Na visão da empresa, este é um gesto de fomento ao lado “criativo” da indústria da música, já que eles também anunciaram que dificultariam a monetização de arquivos de ruído branco e outras experimentações sonoras (ruídos diversos, som ambiente e até mesmo o silêncio). Nessa perspectiva, tais conteúdos não seriam “criativos”, mas sim, ações de má fé para enganar o sistema da empresa e obter dinheiro prescindindo de criatividade. Todo pagamento seria, a partir de agora, direcionado aos músicos realmente “criativos”. As distribuidoras digitais que trabalham com esses artistas autônomos já sentiram que uma parte considerável dos clientes não vai atingir estes novos requisitos do Spotify e isso vai afetar diretamente a arrecadação da empresa, que também se vale dos royalties e direitos autorais. Se é verdade que tais produtores de conteúdo não são os que atraem diretamente usuários para os serviços de streaming, eles são decisivos para que tais empresas ofereçam “milhões de músicas” como uma bandeira de atração de novos usuários. Assim, eles têm uma importância capital para o serviço de streaming e já movimentam uma parte importante da indústria da música, sobretudo a partir dos pequenos distribuidores digitais. Além disso, como o método de pagamento da empresa é pro-rata (em média, não individualizado), a medida do Spotify tende a retirar dinheiro de pequenos produtores de conteúdo e distribuidores digitais independentes para os repassar aos grandes players da indústria.

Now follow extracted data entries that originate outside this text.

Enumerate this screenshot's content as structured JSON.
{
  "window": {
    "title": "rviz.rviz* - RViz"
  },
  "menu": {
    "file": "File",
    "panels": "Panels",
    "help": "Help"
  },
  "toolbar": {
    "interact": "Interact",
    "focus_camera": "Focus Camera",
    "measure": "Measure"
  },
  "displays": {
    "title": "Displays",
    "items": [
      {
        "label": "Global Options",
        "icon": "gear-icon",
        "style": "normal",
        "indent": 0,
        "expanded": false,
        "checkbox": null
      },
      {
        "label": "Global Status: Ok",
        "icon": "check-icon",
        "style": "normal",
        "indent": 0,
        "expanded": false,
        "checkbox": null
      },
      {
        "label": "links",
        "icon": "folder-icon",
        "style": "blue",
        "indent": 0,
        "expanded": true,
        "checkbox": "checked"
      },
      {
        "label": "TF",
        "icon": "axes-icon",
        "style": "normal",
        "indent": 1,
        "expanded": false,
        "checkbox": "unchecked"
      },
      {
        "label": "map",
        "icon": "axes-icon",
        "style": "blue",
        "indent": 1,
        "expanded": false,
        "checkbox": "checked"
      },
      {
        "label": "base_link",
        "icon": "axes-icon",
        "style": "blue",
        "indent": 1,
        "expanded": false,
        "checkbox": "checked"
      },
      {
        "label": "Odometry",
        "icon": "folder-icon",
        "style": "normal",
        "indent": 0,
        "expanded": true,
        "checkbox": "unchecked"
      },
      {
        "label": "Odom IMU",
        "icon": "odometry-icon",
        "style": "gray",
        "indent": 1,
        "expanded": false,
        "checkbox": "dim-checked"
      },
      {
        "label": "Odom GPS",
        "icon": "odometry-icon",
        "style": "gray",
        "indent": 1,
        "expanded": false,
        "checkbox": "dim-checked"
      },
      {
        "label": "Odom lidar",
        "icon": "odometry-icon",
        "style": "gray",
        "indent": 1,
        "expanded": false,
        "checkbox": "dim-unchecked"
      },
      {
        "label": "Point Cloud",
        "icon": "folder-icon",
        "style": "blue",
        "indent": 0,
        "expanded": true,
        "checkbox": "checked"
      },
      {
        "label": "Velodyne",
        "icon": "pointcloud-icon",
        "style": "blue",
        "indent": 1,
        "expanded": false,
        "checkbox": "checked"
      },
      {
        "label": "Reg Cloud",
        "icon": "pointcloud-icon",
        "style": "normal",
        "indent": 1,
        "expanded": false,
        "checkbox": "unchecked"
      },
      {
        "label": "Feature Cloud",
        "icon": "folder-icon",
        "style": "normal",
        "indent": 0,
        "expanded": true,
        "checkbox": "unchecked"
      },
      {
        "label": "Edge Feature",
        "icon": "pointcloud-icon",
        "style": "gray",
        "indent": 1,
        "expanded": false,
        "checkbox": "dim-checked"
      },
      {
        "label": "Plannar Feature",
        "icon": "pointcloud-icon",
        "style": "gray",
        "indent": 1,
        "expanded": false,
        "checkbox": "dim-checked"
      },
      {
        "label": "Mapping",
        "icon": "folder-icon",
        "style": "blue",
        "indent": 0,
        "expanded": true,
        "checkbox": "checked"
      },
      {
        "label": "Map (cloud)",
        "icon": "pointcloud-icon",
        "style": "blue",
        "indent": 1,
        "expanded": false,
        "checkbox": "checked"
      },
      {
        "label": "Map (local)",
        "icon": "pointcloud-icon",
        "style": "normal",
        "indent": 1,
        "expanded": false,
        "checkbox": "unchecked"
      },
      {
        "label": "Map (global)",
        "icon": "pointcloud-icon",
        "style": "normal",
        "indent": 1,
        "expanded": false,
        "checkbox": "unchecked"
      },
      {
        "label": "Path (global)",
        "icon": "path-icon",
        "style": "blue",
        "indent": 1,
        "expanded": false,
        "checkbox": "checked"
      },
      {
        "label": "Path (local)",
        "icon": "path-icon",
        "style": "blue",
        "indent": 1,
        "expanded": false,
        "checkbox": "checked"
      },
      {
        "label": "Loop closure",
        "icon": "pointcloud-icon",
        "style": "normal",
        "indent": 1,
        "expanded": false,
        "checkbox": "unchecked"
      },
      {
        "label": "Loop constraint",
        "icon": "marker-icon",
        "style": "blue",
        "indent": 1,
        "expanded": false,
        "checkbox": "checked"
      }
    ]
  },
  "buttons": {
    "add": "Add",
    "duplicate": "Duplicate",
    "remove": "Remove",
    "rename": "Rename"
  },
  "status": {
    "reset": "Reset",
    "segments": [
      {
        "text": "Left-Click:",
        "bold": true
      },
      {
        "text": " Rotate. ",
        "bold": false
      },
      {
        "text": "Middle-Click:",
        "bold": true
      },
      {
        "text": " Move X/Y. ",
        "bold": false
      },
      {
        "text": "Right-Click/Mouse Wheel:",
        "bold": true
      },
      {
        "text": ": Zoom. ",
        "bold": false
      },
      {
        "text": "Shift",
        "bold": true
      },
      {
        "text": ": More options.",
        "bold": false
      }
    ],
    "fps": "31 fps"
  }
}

Para terminar, vamos falar sobre o futuro das plataformas digitais. Conte-nos tudo sobre as suas previsões!

Então, o Spotify sendo esse principal serviço de streaming de música no mundo, faz com que ele seja capaz de ditar tendências a serem seguidas por seus concorrentes. Essa medida da plataforma ainda pode ter outras consequências derivadas. Se, de fato, desincentivar artistas iniciantes e amadores a distribuírem suas obras por esse serviço de streaming, isso pode abrir um grande espaço para o uso intensivo de música produzida por IA generativa – algo que já ocorre nos serviços de streaming e tende a se tornar uma questão decisiva nos próximos anos. E essa  decisão de dificultar a monetização dos produtores de conteúdos sonoros não-musicais é problemática. Ainda que haja produtores mal-intencionados, a empresa parece ignorar a existência de um crescente nicho de mercado para ruído branco. Há um número cada vez maior de empresas que se especializam nesse tipo de som para montar novos modelos de negócio, como trilhas sonoras para relaxamento, para fazer crianças dormirem, para produzir experiências estéticas com ruídos, entre outras possibilidades de experiências que o Spotify conclui, por decreto monocrático, que não são usos “criativos”. Uma vez mais, uma janela de oportunidade de novos negócios pode ser sumariamente fechada

Julia Ourique é jornalista e doutoranda em Comunicação, com bolsa Capes, pela UERJ. Pesquisa mulheres na indústria da música.